Any for-profit entity of lawful business is considered a commercial enterprise. This does not however, include non-profit organizations.
EB-5 has no specific requirement for the type of invested enterprise. Limited partnerships, corporations, limited liability companies and are all adequately fine. However, the choice of business type is very important for tax and management purposes. For more on this information about business types, please read below.
Other than in a regional center company case, investors need to participate in the operational management of the invested enterprise; thus, this can be completed by taking a managing position, participating in the decision-making process or being a limited partner in a LLP. In most cases, the participation requirement can be waived.

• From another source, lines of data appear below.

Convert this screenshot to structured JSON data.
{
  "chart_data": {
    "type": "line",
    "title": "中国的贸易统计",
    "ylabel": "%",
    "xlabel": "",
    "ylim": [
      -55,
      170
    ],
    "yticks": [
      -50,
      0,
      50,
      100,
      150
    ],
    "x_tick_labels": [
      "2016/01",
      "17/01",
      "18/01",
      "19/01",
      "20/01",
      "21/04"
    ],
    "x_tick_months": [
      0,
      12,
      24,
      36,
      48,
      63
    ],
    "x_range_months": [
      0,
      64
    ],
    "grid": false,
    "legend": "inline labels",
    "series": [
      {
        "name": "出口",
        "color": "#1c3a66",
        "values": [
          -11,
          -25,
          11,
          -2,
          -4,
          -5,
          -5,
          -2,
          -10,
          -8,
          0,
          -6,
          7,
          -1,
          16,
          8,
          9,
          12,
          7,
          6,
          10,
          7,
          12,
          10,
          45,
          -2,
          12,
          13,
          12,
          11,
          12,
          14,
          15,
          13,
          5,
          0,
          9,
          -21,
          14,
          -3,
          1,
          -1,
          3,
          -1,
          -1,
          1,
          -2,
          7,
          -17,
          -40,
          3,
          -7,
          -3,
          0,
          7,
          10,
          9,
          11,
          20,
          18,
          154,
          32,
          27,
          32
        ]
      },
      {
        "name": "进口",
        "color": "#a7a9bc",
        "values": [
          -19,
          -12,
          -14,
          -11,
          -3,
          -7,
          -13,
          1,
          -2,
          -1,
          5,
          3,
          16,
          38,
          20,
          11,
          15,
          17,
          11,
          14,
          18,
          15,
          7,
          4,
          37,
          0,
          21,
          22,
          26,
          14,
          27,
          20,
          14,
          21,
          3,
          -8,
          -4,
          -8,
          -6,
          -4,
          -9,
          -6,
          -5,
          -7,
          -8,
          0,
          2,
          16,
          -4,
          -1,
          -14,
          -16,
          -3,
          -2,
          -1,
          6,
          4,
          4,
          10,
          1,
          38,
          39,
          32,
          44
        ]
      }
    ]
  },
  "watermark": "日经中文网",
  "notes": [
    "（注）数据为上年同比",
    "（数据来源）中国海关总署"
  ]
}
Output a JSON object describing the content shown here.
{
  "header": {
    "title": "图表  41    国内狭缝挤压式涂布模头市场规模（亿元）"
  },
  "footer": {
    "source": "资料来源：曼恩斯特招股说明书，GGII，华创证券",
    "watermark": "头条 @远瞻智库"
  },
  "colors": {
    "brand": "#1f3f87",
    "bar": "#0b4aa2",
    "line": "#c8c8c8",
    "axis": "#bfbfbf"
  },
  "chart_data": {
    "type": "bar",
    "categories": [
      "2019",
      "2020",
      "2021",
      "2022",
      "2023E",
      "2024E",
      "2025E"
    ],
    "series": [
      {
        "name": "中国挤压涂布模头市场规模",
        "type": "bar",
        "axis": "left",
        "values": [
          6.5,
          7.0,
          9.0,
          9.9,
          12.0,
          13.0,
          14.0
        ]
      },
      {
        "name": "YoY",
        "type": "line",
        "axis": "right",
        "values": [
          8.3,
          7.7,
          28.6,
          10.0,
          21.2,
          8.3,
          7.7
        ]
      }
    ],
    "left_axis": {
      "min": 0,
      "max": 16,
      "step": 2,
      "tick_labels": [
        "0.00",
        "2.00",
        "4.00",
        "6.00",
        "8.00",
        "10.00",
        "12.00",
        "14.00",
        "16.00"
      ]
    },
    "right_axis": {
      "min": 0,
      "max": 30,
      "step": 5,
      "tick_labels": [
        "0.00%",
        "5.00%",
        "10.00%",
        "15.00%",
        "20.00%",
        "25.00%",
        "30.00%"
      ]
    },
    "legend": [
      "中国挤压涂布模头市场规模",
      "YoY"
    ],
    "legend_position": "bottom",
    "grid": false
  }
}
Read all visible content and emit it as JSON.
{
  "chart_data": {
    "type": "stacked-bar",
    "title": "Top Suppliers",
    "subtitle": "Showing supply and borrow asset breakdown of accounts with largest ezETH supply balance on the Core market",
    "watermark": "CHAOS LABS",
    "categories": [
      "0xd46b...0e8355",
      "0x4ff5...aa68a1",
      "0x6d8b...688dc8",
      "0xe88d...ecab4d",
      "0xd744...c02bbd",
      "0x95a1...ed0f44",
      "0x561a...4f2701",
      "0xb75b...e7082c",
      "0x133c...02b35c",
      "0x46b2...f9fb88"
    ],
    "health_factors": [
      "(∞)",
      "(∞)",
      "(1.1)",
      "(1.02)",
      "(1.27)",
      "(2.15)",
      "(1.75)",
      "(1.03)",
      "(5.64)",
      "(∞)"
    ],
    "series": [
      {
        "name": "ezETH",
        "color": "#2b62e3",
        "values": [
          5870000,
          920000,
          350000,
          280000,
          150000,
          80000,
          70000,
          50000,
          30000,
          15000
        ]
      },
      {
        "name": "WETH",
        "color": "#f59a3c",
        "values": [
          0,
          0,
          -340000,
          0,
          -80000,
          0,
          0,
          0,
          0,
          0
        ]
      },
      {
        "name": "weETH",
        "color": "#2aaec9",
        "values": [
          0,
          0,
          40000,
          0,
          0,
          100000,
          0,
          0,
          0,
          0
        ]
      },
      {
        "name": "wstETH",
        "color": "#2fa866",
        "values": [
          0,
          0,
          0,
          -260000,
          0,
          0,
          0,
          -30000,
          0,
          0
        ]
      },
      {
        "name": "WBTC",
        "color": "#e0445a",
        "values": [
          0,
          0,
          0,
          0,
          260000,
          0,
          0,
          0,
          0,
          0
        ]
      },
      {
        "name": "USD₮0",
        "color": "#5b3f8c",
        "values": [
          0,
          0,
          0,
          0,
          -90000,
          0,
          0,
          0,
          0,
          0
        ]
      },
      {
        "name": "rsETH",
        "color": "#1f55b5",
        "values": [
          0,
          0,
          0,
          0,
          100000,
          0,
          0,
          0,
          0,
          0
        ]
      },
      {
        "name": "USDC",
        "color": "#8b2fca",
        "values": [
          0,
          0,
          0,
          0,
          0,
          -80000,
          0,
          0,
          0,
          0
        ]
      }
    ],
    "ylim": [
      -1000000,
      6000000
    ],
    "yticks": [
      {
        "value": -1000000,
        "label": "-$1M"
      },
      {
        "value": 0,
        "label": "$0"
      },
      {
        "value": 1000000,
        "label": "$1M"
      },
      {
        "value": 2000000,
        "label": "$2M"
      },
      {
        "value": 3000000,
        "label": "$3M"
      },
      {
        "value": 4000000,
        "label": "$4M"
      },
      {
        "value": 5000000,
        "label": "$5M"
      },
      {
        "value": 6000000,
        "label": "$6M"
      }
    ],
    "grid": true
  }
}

USCIS excludes corporate and other non-individuals as an investor from the EB-5 category. Nevertheless, it is adequately fine for multiple investors seeking EB-5 status to join together as long as each investor introduces the requisite amount of capital into an enterprise and each investment creates at least 10 full-time positions for this to be satisfied.
Specific Business Types
Businesses can take many different forms under United States law. There are many different criteria that influence a business’ decision to take on a particular form. The organizational structure of a business can affect its overall success.
Three specific types of business entities usually associated with EB-5 petitions:
Corporations are the most familiar business structure. A corporation exists as a separate legal entity. Meaning, that when an individual incorporates his/her business in a particular state, that corporation is responsible for its actions, including debts and taxes. Usually, under this structure, shareholders and corporate officers cannot be held personally liable for the actions of that corporation. Furthermore, ownership of corporate stock may be transferred by gift or by sale, subject to specific corporate restrictions. An incorporated business may sell, buy, and hold property under the corporation name and enjoy unlimited life, in that the business remains unaffected by the death of an officer, director or shareholder. Alternatively, some types of corporations are subject to “double taxation.” Meaning, that profit is first taxed at the corporate level and then again at the personal level.
Limited Liability Companies (LLC)
A limited liability company (LLC) exists as a separate legal entity. This structure combines a few of the limited liability advantages of a corporation with the tax-related benefits of avoiding the double taxation associated with a partnership. One of the best advantages of an LLC is that the business can choose how it would like to be taxed—as a partnership or corporation. Furthermore, there is no limit to the number of shareholders that can exist in this structure as an LLC. An LLC can be managed either through “member management,” in which all members of the LLC have a say, or through “manager management,” in which members appoint a manager to direct and operate the business. Many states have implemented “franchise taxes” for LLCs which serve as fees to the company for the limited liability and flexibility they employ.
Limited Partnership (LP)
A limited partnership happens when two or more individuals join together to form a business by contributing capital, property, skills or labor in exchange for part of the profit or losses of a business. Usually, in a limited partnership, there is only one general partner and one or more limited partners with limited duties and liabilities. With this makeup, the general partner(s) have full management responsibilities and control daily business functions. The limited partner is usually a passive investor. The Limited partnerships appreciate the tax advantages of avoiding double taxation on their profit. However, partners are personally liable and not all partners share liability equally. Examples of limited partnerships include large law firms.